The company issued the warrants to the Depository Trust Company (DTC), which is acting as a clearinghouse for banks and brokerage firms that are receiving warrants on behalf of claimants as part of the settlement. The settlement required claimants to identify a brokerage account to be eligible to receive the warrants. Claimants whose recognized claim was valued at $3,000 or less and claimants who did not identify a brokerage account will receive a cash payout in lieu of receiving warrants. The claims administrator accepted approximately 522,000 claimants into the settlement, with about 200,000 of those claimants receiving warrants.
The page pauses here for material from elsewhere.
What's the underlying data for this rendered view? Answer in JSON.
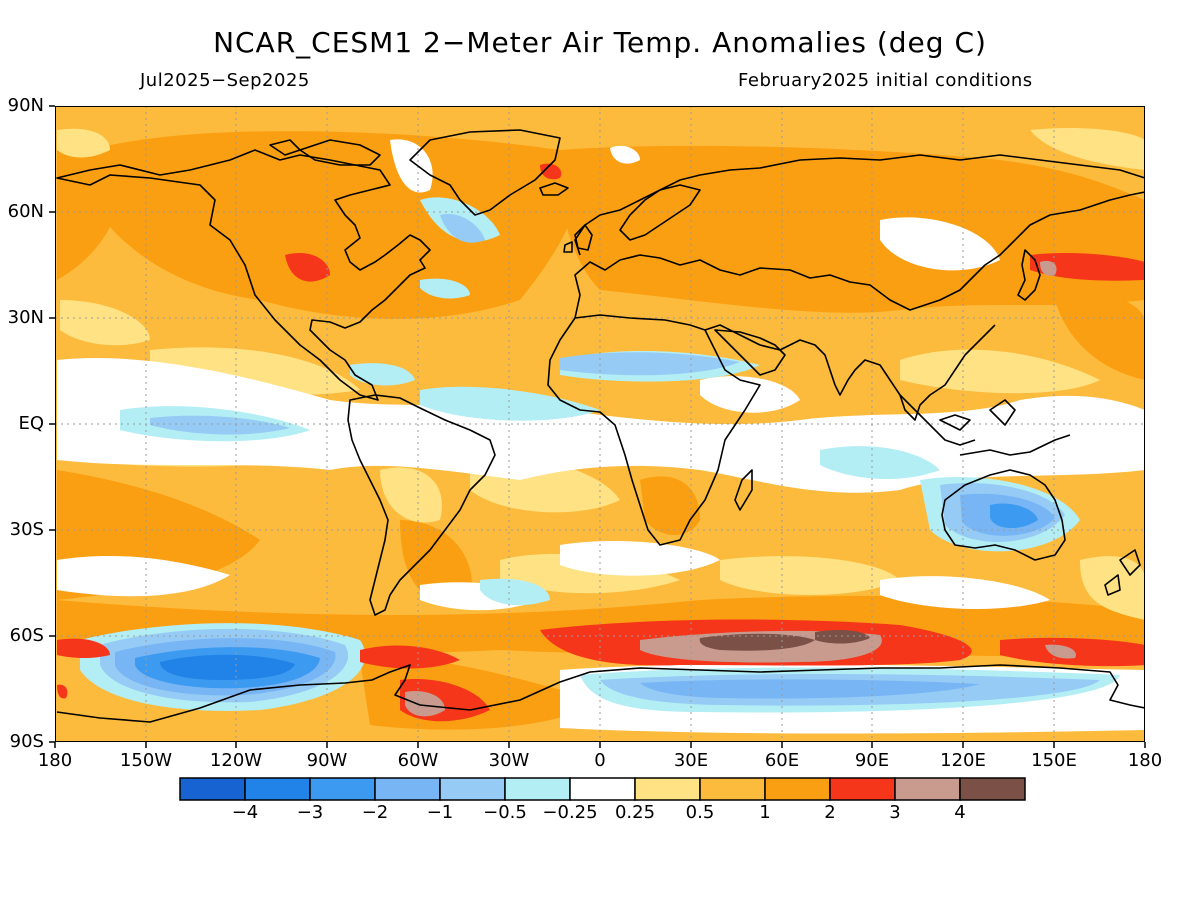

The distribution of the warrants is being made pursuant to the plaintiffs’ plan of distribution, which was approved by the U.S. District Court on November 9, 2004.

The warrants are governed by the terms of a Warrant Agreement, dated as of December 10, 2004, between the company and The Bank of New York, as warrant agent.

 


Table of Contents

SIGNATURES

Pursuant to the requirements of the Securities Exchange Act of 1934, the registrant has duly caused this report to be signed on its behalf by the undersigned, hereunto duly authorized.

     
  LUCENT TECHNOLOGIES INC.
 
   
Date: December 10, 2004
  By: /s/ Michael C. Keefe
 
  Title: Michael C. Keefe
  Name: Managing Corporate Counsel and Assistant Secretary

EXHIBIT INDEX

Exhibits:

     
Exhibit 4.1
  Warrant Agreement (including Form of Warrant Certificate), dated as of December 10, 2004, between Lucent Technologies Inc. and The Bank of New York, as warrant agent.
 
   
Exhibit 4.2
  Stipulation and Agreement of Settlement dated September 22, 2003, in settlement of litigation in the U.S. District Court for the District of New Jersey, entitled In re Lucent Technologies Inc. Securities Litigation (incorporated by reference to Exhibit 4.8 to the registrant’s registration statement on Form S-3 (Registration No. 333-120984), filed with the SEC on December 3, 2004).